Reeves knows those objections and understands them. She is a trained economist. But a VAT cut is crudely effective politics for Labour, so she has come up with lines that will get her through most short interviews. She argues for ramping up the home insulation programme to save energy and help tackle climate change. And she says the VAT cut would be only temporary and would be paid for by higher-than-expected VAT receipts – as if that is somehow “free” money.

She has no answer to the charge that Labour’s plan would benefit the rich more, but she is good at changing the subject, saying that everyone would benefit and that everyone faces a “cost of living crisis” under the Conservatives.

The VAT cut has other advantages for the opposition. It is a Brexity policy: it is only possible to cut VAT below 5 per cent because we are no longer bound by EU law on harmonising taxes. Thus it embarrasses Leave-voting ministers (Kwarteng, Boris Johnson, Rishi Sunak) because they are refusing to use their freedom outside the EU (knowing that VAT is such an important source of revenue to them).

Equally, Labour wants to avoid the right answer, which is to put up universal credit and other benefits, which would provide targeted help to those who need it most. Restoring and extending the £20-a-week top-up of universal credit (which only expired last month) would be the obvious policy. But that would look like a welfare handout, which is why Sunak and Reeves conspire to say nothing about it.

Fortunately for Reeves, Labour does not even have to worry too much about its economic credibility at the moment. The government’s handling of Brexit, the rise in prices and the impending tax rises have eroded the voter’s trust in the Conservatives.

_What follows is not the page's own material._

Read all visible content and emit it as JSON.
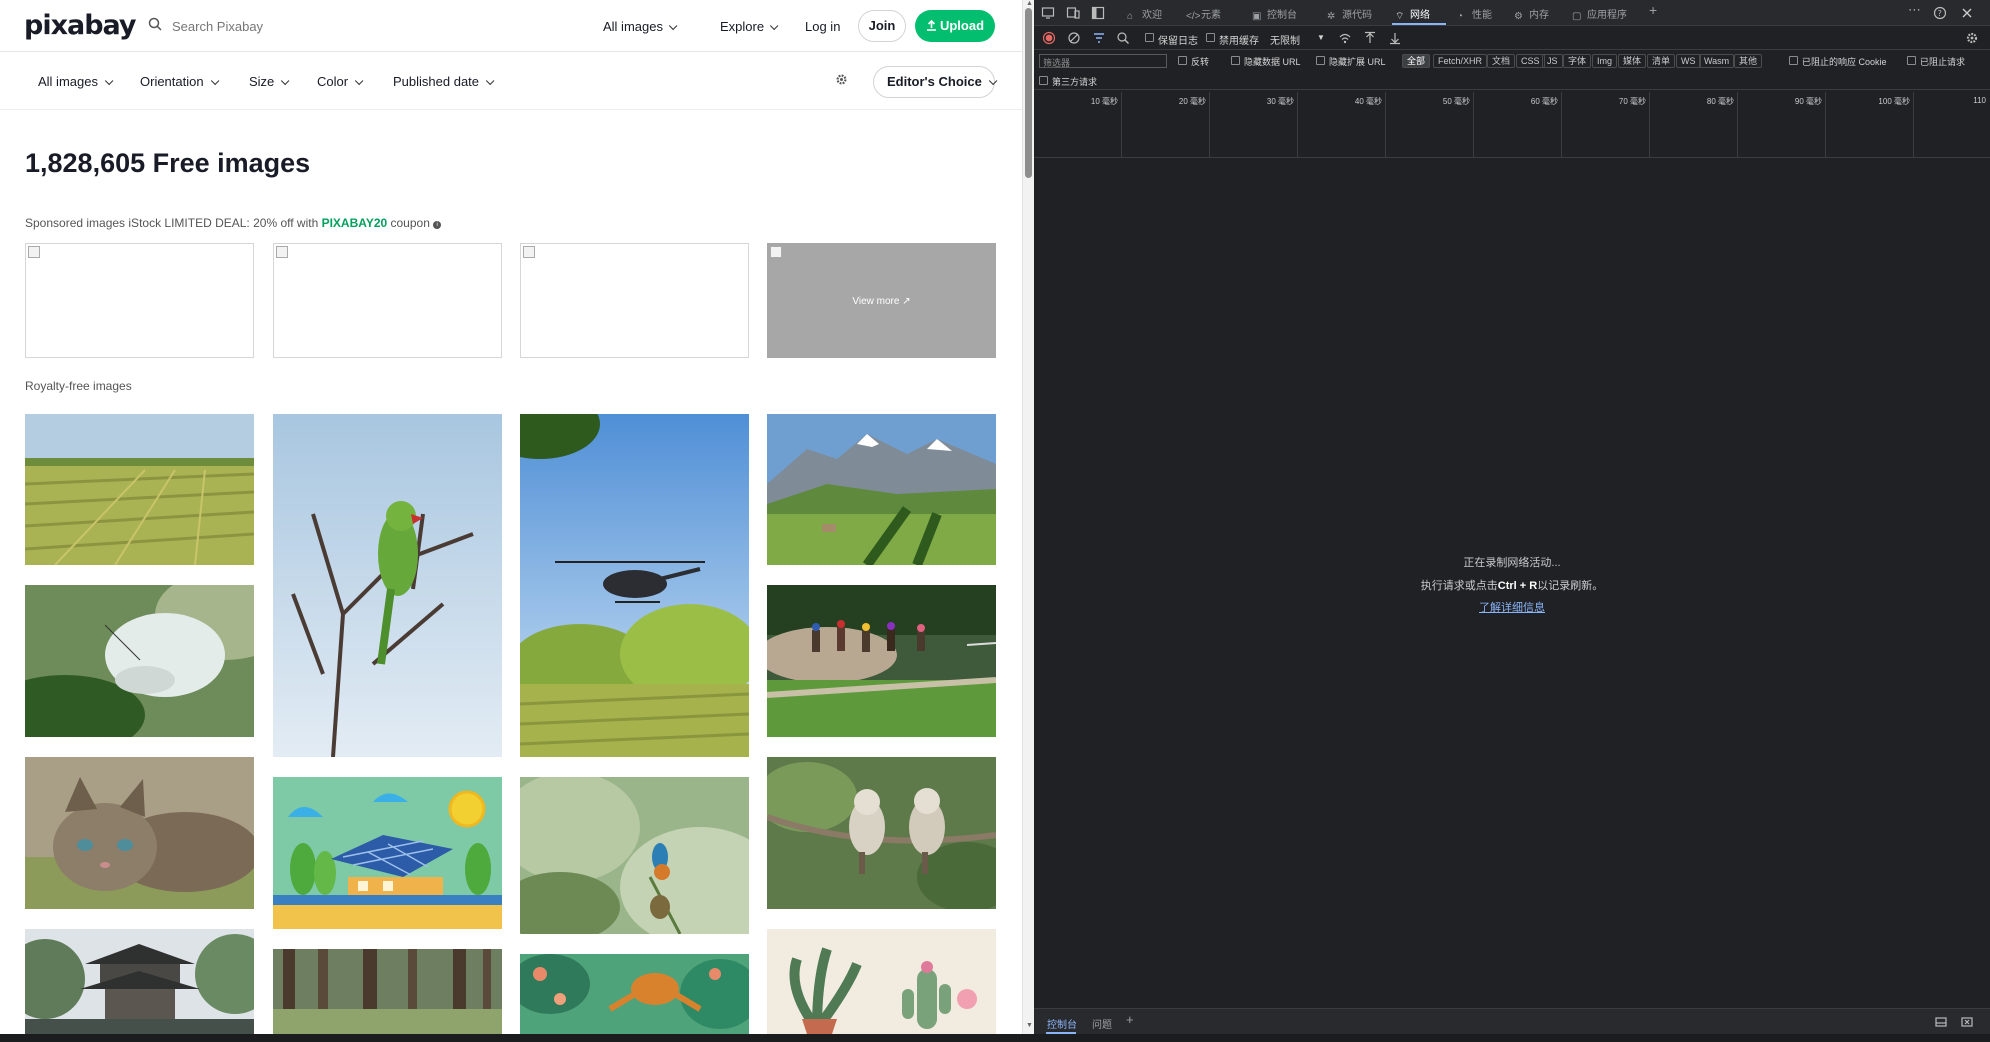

An Opinium poll this week found that the Tories had lost their lead over Labour on “handling the economy” for the first time since 2007.

In the short term, therefore, good economics does not necessarily make good politics, but I think economic credibility is a more fundamental thing than a quiz question in a mid-term opinion poll. Jonathan Ashworth, the shadow work and pensions secretary, claimed today that “families are worse off under the Conservatives”. In aggregate, they aren’t, yet, but they soon will be, as today’s Resolution Foundation report explains. The national insurance rise in April will take a large bite out of most people’s incomes – with the better-off paying a larger share of their incomes, despite Labour’s attempt to pretend otherwise.

“Under Labour, working families wouldn’t be hit with a punishing national insurance rise at the worst possible time,” said Ashworth. But when he, Reeves and Keir Starmer are pressed on what they would do instead, all we get is some flim-flam about more tax on people who own lots of properties – which is a good idea in its own right but wouldn’t raise anything like the sums required.

For the moment, Labour may not need to worry that its tax and spending plans make no sense. The Conservatives will bear the brunt of people’s unhappiness when the cap on energy bills is lifted and national insurance contributions go up. But Reeves and Starmer will need better answers by the time of the next election.